O Governo Federal discute um novo programa inspirado no Desenrola Brasil, com possibilidade de uso do FGTS para quitar dívidas. A proposta ainda está em construção, mas já levanta preocupação entre especialistas por repetir estratégias que não resolveram o problema estrutural do endividamento no país.
Dados recentes mostram que o cenário é delicado. Inclusive, o endividamento das famílias brasileiras atingiu 80,2% em março de 2026, o maior nível da série histórica, enquanto a inadimplência segue em alta.
Como funcionaria o novo Desenrola com FGTS
A nova proposta deve ser apresentada por meio de Medida Provisória e pode permitir que trabalhadores utilizem o saldo do FGTS para quitar ou renegociar dívidas.
Na prática, isso funcionaria como uma antecipação de recursos do fundo para aliviar o orçamento das famílias. Porém, ainda não há detalhes sobre regras, limites ou quem poderá aderir.
- Uso do FGTS para pagamento direto de dívidas
- Possibilidade de refinanciamento com melhores condições
- Modelo semelhante ao Desenrola anterior
Apesar do potencial de aliviar contas no curto prazo, especialistas alertam que a medida pode apenas “trocar” um problema por outro.
Por que o novo programa gera preocupação
O Instituto de Defesa do Consumidor (Idec) avalia que o novo Desenrola pode repetir erros do passado, principalmente por focar apenas na renegociação.

Segundo o órgão, o programa anterior teve impacto limitado e temporário na inadimplência.
Ou seja, ajudou a limpar o nome de muitos brasileiros, porém, não evitou que eles voltassem a se endividar pouco tempo depois. Entre os principais alertas:
- Falta de debate público na criação da proposta
- Ausência de avaliação clara do programa anterior
- Risco de benefício maior para bancos do que para consumidores
- Possibilidade de uso de um recurso importante, como o FGTS
Outro ponto crítico envolve o cartão de crédito, que segue como vilão. As taxas do rotativo passam de 400% ao ano e concentram grande parte da inadimplência no país.

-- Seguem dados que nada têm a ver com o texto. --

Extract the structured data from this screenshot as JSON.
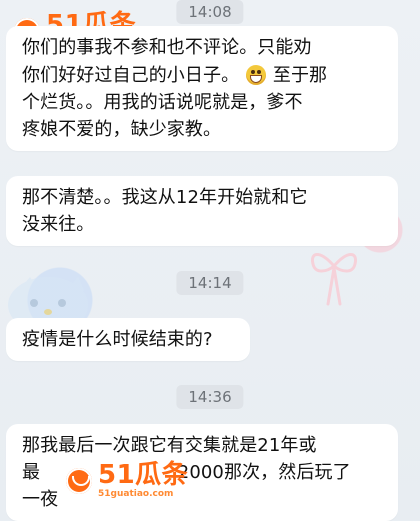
{
  "chat": {
    "timestamps": [
      "14:08",
      "14:14",
      "14:36"
    ],
    "messages": [
      {
        "lines": [
          "你们的事我不参和也不评论。只能劝",
          "你们好好过自己的小日子。",
          "至于那",
          "个烂货。。用我的话说呢就是，爹不",
          "疼娘不爱的，缺少家教。"
        ],
        "emoji": "grinning-face"
      },
      {
        "lines": [
          "那不清楚。。我这从12年开始就和它",
          "没来往。"
        ]
      },
      {
        "lines": [
          "疫情是什么时候结束的?"
        ]
      },
      {
        "lines": [
          "那我最后一次跟它有交集就是21年或",
          "最",
          "2000那次，然后玩了",
          "一夜"
        ]
      }
    ]
  },
  "watermark": {
    "main": "51瓜条",
    "sub": "51guatiao.com",
    "color": "#ff6a13"
  },
  "background": {
    "color": "#e9eef3"
  }
}
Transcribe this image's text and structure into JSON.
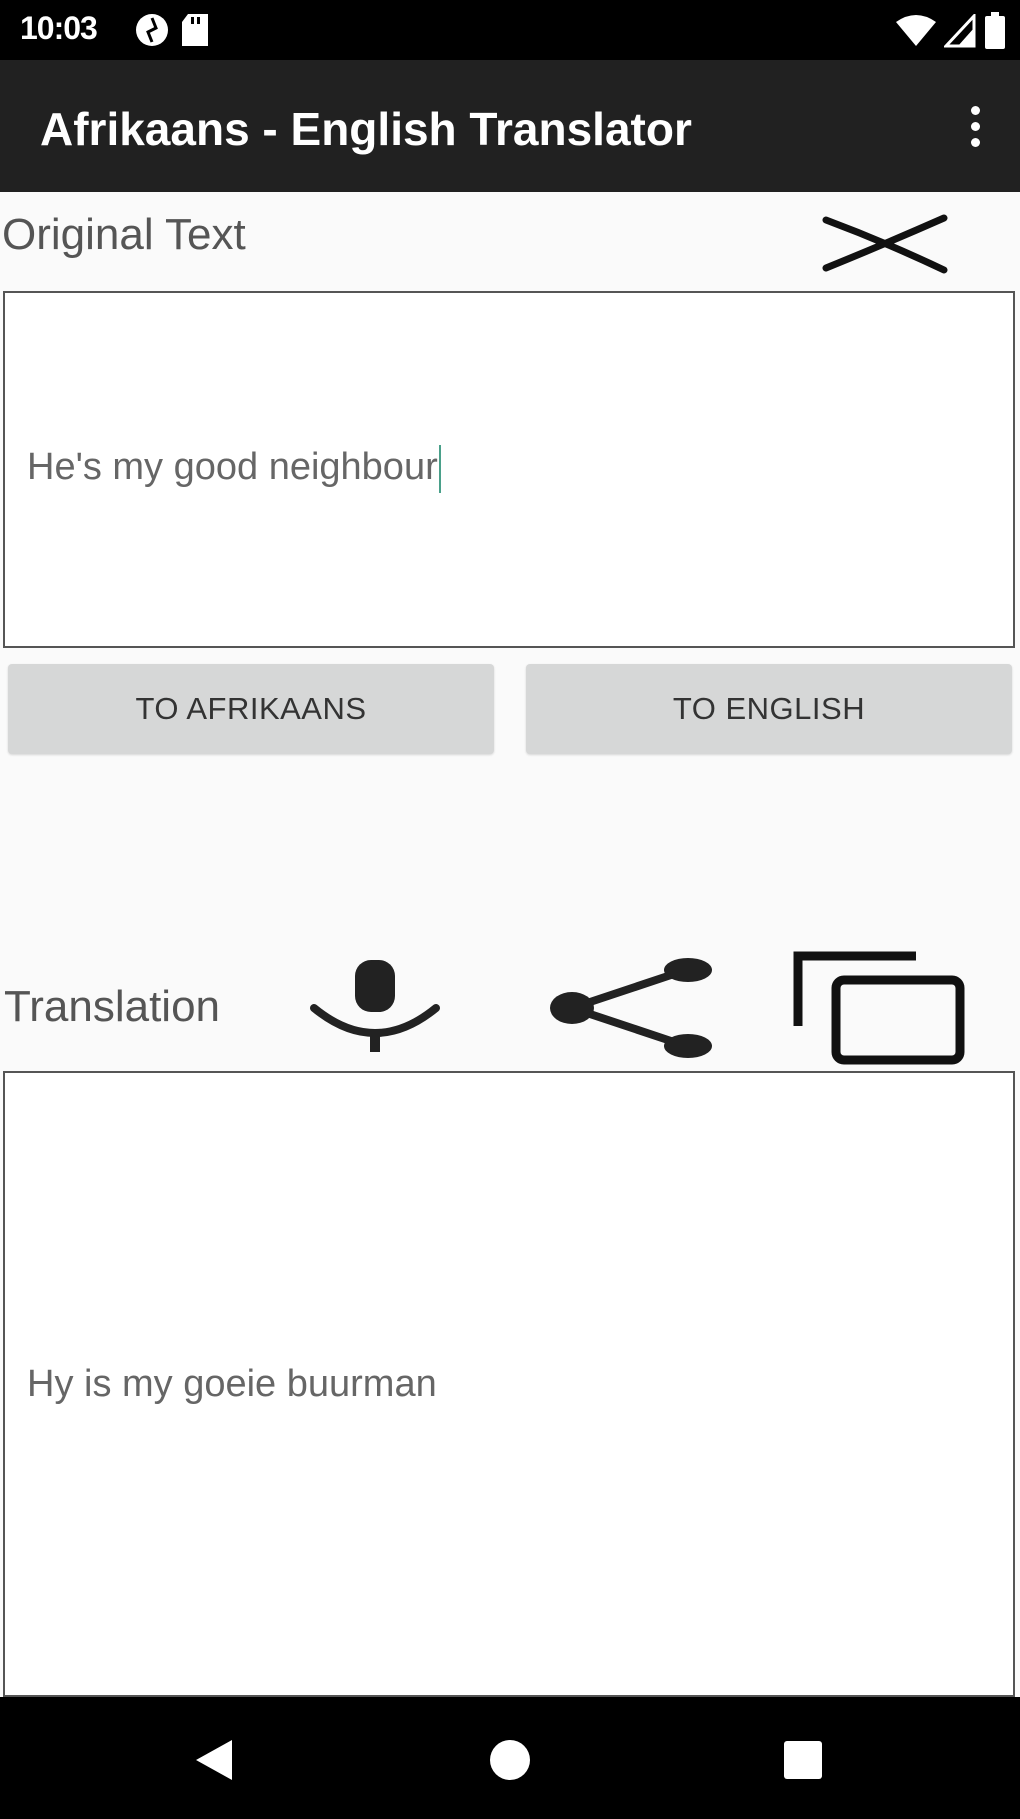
{
  "status_bar": {
    "time": "10:03",
    "left_icons": [
      "data-saver-icon",
      "sd-card-icon"
    ],
    "right_icons": [
      "wifi-icon",
      "cell-signal-icon",
      "battery-icon"
    ]
  },
  "app_bar": {
    "title": "Afrikaans - English Translator",
    "menu_icon": "overflow-menu-icon"
  },
  "original": {
    "label": "Original Text",
    "value": "He's my good neighbour",
    "clear_icon": "close-icon"
  },
  "buttons": {
    "to_afrikaans": "TO AFRIKAANS",
    "to_english": "TO ENGLISH"
  },
  "translation": {
    "label": "Translation",
    "value": "Hy is my goeie buurman",
    "icons": [
      "microphone-icon",
      "share-icon",
      "copy-icon"
    ]
  },
  "nav_bar": {
    "icons": [
      "back-icon",
      "home-icon",
      "recents-icon"
    ]
  },
  "colors": {
    "app_bar": "#212121",
    "background": "#fafafa",
    "button": "#d6d7d7",
    "caret": "#4aa08a"
  }
}
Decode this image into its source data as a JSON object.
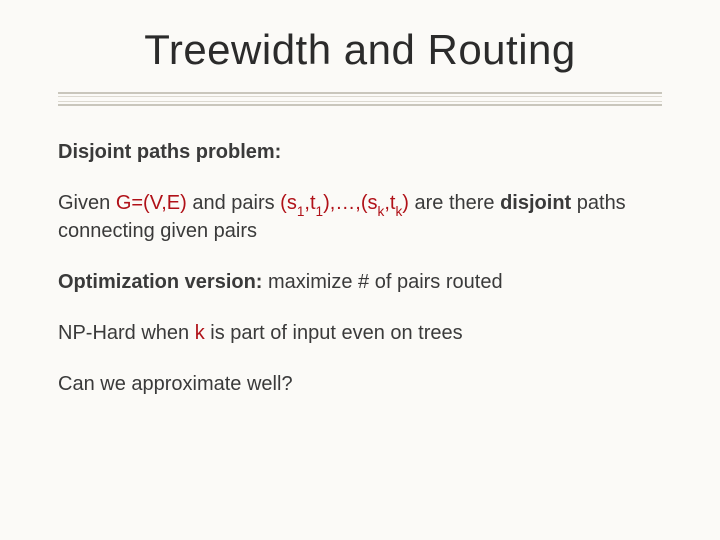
{
  "title": "Treewidth  and Routing",
  "p1": {
    "heading": "Disjoint paths problem:"
  },
  "p2": {
    "t1": "Given ",
    "graph": "G=(V,E)",
    "t2": " and pairs ",
    "pair1a": "(s",
    "pair1b": ",t",
    "pair1c": "),…,(s",
    "pair1d": ",t",
    "pair1e": ")",
    "sub1": "1",
    "subk": "k",
    "t3": " are there ",
    "disjoint": "disjoint",
    "t4": " paths connecting given pairs"
  },
  "p3": {
    "label": "Optimization version:",
    "rest": " maximize # of pairs routed"
  },
  "p4": {
    "t1": "NP-Hard when ",
    "k": "k",
    "t2": " is part of input even on trees"
  },
  "p5": {
    "text": "Can we approximate well?"
  }
}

O que está por trás do aumento das dívidas no Brasil
O problema vai além da renegociação de débitos existentes. Afinal, especialistas apontam fatores estruturais que continuam pressionando o orçamento das famílias. Entre eles:
- Alta oferta de crédito fácil
- Juros elevados
- Renda insuficiente
- Crescimento das apostas online (bets)
Mesmo com inflação controlada e emprego em níveis razoáveis, a renda ainda não acompanha o custo de vida, o que leva à dependência de crédito caro.
Esse cenário faz com que programas como o Desenrola funcionem apenas como alívio temporário, sem resolver a raiz do problema.
O que pode mudar para quem está endividado
Caso o novo Desenrola seja aprovado, o impacto imediato pode ser positivo para quem precisa renegociar dívidas.
Por outro lado, o uso do FGTS exige atenção. O fundo é uma reserva importante, especialmente em situações como demissão ou compra da casa própria.
Veja o que observar:
| Ponto | Atenção necessária |
|---|---|
| Uso do FGTS | Pode reduzir sua reserva futura |
| Renegociação | Verificar juros e condições |
| Dívidas antigas | Cuidado com cobranças indevidas |
| Ofertas | Desconfiar de golpes |
A experiência anterior também mostrou aumento de fraudes e dificuldades de acesso, o que reforça a necessidade de cautela.
Desenrola resolve ou apenas adia o problema?
O debate sobre o novo programa gira em torno de uma questão central: resolver o endividamento ou apenas adiar o problema.

Especialistas defendem que medidas mais amplas são necessárias, como:
- Regras mais rígidas para concessão de crédito
- Avaliação da capacidade de pagamento do consumidor
- Maior transparência nos contratos
- Monitoramento após renegociação
Sem essas mudanças, o risco é repetir o ciclo: renegociar hoje e voltar a dever amanhã.
O possível Desenrola 2.0 surge como resposta a um cenário recorde de endividamento no Brasil, mas ainda carrega dúvidas importantes. A ideia de usar o FGTS pode ajudar no curto prazo, porém levanta questionamentos sobre o impacto no longo prazo.
De todo modo, a decisão final deve equilibrar alívio imediato para as famílias com soluções estruturais que evitem que o problema continue se repetindo.